Di samping emak-emak berkecimpung dengan tanaman jahe, mayoritas mereka mencari sumber pendapatan dengan menyadap karet. Menyadap karet itu biasanya dilakukan pada waktu pagi hari hingga siang.
"Ibu-ibu anggota kelompok sekarang kalau kumpul bahasanya jahe. Kami ingin membuktikan kalau ibu-ibu di desa juga produktif bertani," ujar Susi.
Â
Advertisement
Peningkatan Ekonomi Masyarakat Desa Penyangga TNBT
Desa Muara Sekalo merupakan desa yang cukup terpencil di pedalaman Kabupaten Tebo. Untuk mengakses desa tersebut, dibutuhkan perjalanan darat selama tujuh jam dari pusat Kota Jambi. Desa ini menjadi salah satu desa penyangga Taman Nasional Bukit Tigapuluh (TNBT) yang mengalami ancaman deforestasi dan perambahan.
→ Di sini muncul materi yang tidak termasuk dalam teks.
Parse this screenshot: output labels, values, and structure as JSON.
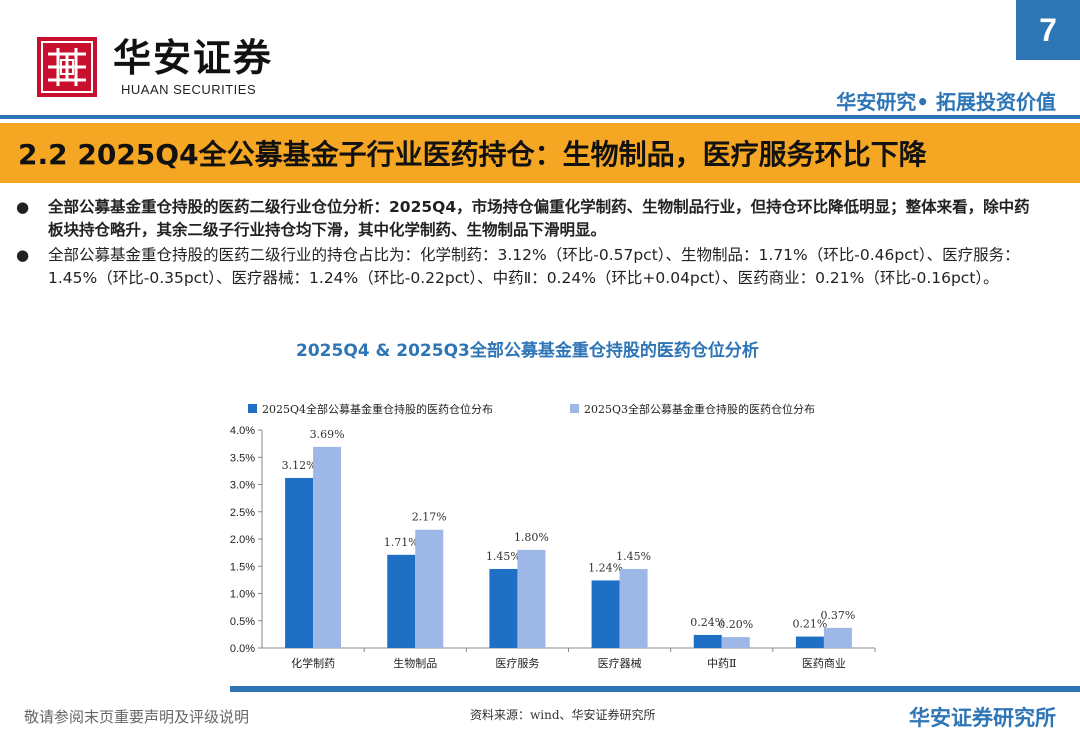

Sebelum perempuan ibu rumah tangga di desa tersebut membudidayakan jahe merah, mereka terlebih dulu mendapat pendampingan dan pelatihan dari WWF Indonesia-Jambi.
Fasilitator WWF Indonesia-Jambi Sofwan mengatakan, dalam program pemberdayaan masyarakat diberikan pelatih mulai dari tata cara menanam hingga menjadi produk turunan. Selain itu, mereka juga diberikan pelatihan pembukuan untuk menghitung pemasukan dan pengeluaran modal usaha.
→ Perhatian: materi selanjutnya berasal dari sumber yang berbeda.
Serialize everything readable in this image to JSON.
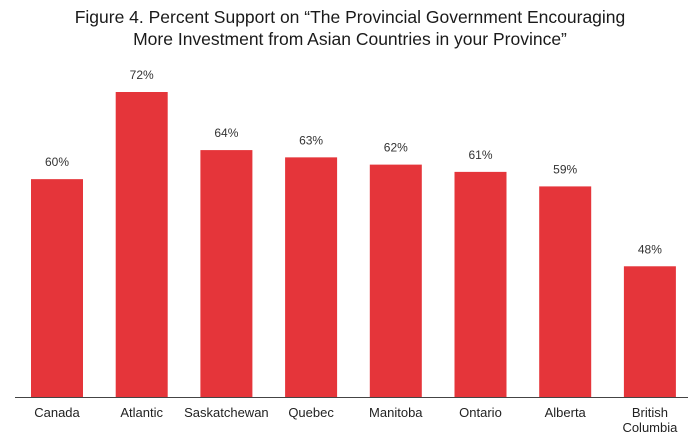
{
  "chart_data": {
    "type": "bar",
    "title_lines": [
      "Figure 4. Percent Support on “The Provincial Government Encouraging",
      "More Investment from Asian Countries in your Province”"
    ],
    "categories": [
      "Canada",
      "Atlantic",
      "Saskatchewan",
      "Quebec",
      "Manitoba",
      "Ontario",
      "Alberta",
      "British Columbia"
    ],
    "category_lines": [
      [
        "Canada"
      ],
      [
        "Atlantic"
      ],
      [
        "Saskatchewan"
      ],
      [
        "Quebec"
      ],
      [
        "Manitoba"
      ],
      [
        "Ontario"
      ],
      [
        "Alberta"
      ],
      [
        "British",
        "Columbia"
      ]
    ],
    "values": [
      60,
      72,
      64,
      63,
      62,
      61,
      59,
      48
    ],
    "value_labels": [
      "60%",
      "72%",
      "64%",
      "63%",
      "62%",
      "61%",
      "59%",
      "48%"
    ],
    "ylim": [
      30,
      72
    ],
    "grid": false,
    "bar_color": "#e5353a",
    "axis_color": "#444444"
  }
}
"Yang pertama mereka kita kasih bibit 10 kilogram per anggota untuk di tanam di sela tanaman karet. Kemudian mereka kembangkan lagi di lahan kelompok, ada juga di pekarangan rumah. Saat ini perempuan di desa menjadi produktif," kata Sofwan.
Program pemberdayaan petani perempuan melalui budidaya jahe merah kata dia, bertujuan meningkatkan pendapatan ekonomi keluarga sekaligus memberi pemahaman warga terkait keberlanjutan hutan.
Terdapat sejumlah desa yang menjadi penyangga TNBT di Tebo, yakni Desa Muara Sekalo, Pasir Mayang, Sungai Karang dan Desa Balai Rajo.Desa-desa tersebut telah diintervensi untuk mempersiapkan masyarakat untuk penghidupan lestari melalui peningkatan ekonomi keluarga, produktifitas lahan dan pengelolaan lahan yang berkelanjutan.
Beragam pemberdayaan itu dilakukan kepada 5 kelompok petani rubber, 3 kelompok wanita tani. Diantaranya mulai dari budidaya jahe merah, demplot tanaman sayuran dan budidaya madu serta budidaya jernang yang ditanam disela lahan karet.
"Kami juga mendorong supaya perekonomian masyarakat terus berkelanjutan dengan meningkatkan produktivitas lahan. Sehingga, kalau ekonomi masyarakat bagus dengan sendirinya mereka akan menjaga hutan," pungkas Sofwan.